Komşu Komşunun Külüne Muhtaçtır
İnsanlar çok zengin olabilir, birçok insanın yetenekleri sayesinde elinden her iş geliyor olabilir, başkalarına muhtaç olmamak için her eşyasından birkaç tane bulunduruyor olabilir. Ama yine de aklımıza gelmeyen hiç ihtimal vermediğimiz bir şeyin bizde bulunmadığı zamanlar olabilir. Böylesi zamanlarda imdadımıza koşacak, bize en yakın kişiler olan komşularımızdır.
Atalarımız "Komşu komşunun külüne muhtaçtır." demişlerdir. Belki bu söz biraz abartılı gelebilir ama gerçekten de komşular birbirlerini tamamlayan iki parça gibidir. Maddi hiçbir şeylerine muhtaç olmasak bile kapıya çıktığımızda bize tebessüm edip hal hatır soracak bir vefalı komşuya hepimizin ihtiyacı var. Öyle olmasaydı insanlar köyler şehirler kurup bir arada yaşamak istemezdi her halde.
Herkes bir dağın başına gidip yalnız başına yaşayabilirdi. İnsanların birbirlerine ihtiyaç duymaları şehirler, köyler kurmalarına yani komşu olmalarına sebep oldu. Tabi her devrin farklı özellikleri var. İçinde yaşadığımız çağ binlerce insanı apartmanlar, siteler vb. yapılar sayesinde küçücük bir alana topluyor. Ama fiziki olarak bu kadar çok yakınlaşan insanoğlu hiçbir çağda kalp olarak bu kadar uzak düşmedi galiba. Evler yakınlaştı, komşular çoğaldı ama komşuluk kalmadı. Hepimiz teknolojik olarak her imkanı kullanarak donattığımız evlerimizde birbirimizden bihaber yaşamaya başladık. Bu durum külümüze muhtaç olarak yaşayan komşularımıza bizi yabancılaştırdı.

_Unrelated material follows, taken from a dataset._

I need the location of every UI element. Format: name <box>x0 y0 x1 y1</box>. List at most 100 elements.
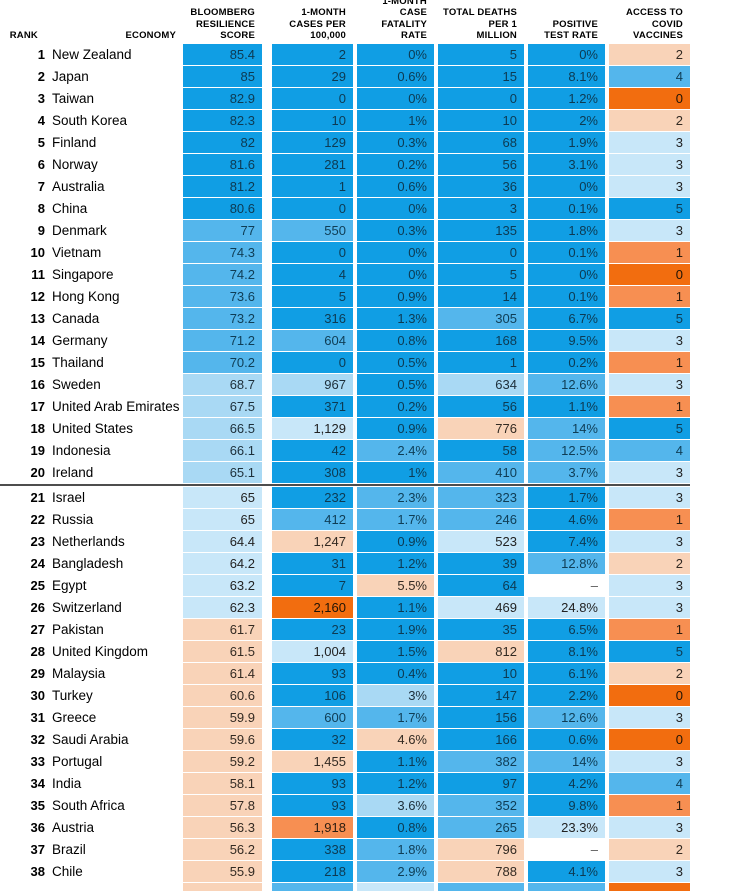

Komşular yeri geldiğinde yakın akrabalardan bile bize daha yakın olabilir. Dertlerimizi, sıkıntılarımızı ilk onlar fark eder. Tabi ki yardımımıza da ilk onlar koşar. Ama az önce bahsettiğimiz gibi aramıza görünmez duvarlar örmediysek. Hiç kimse tek başına yetemez, bu sebeple komşularımızın ihtiyaçlarına ve sıkıntılarına karşı duyarlı olmalıyız.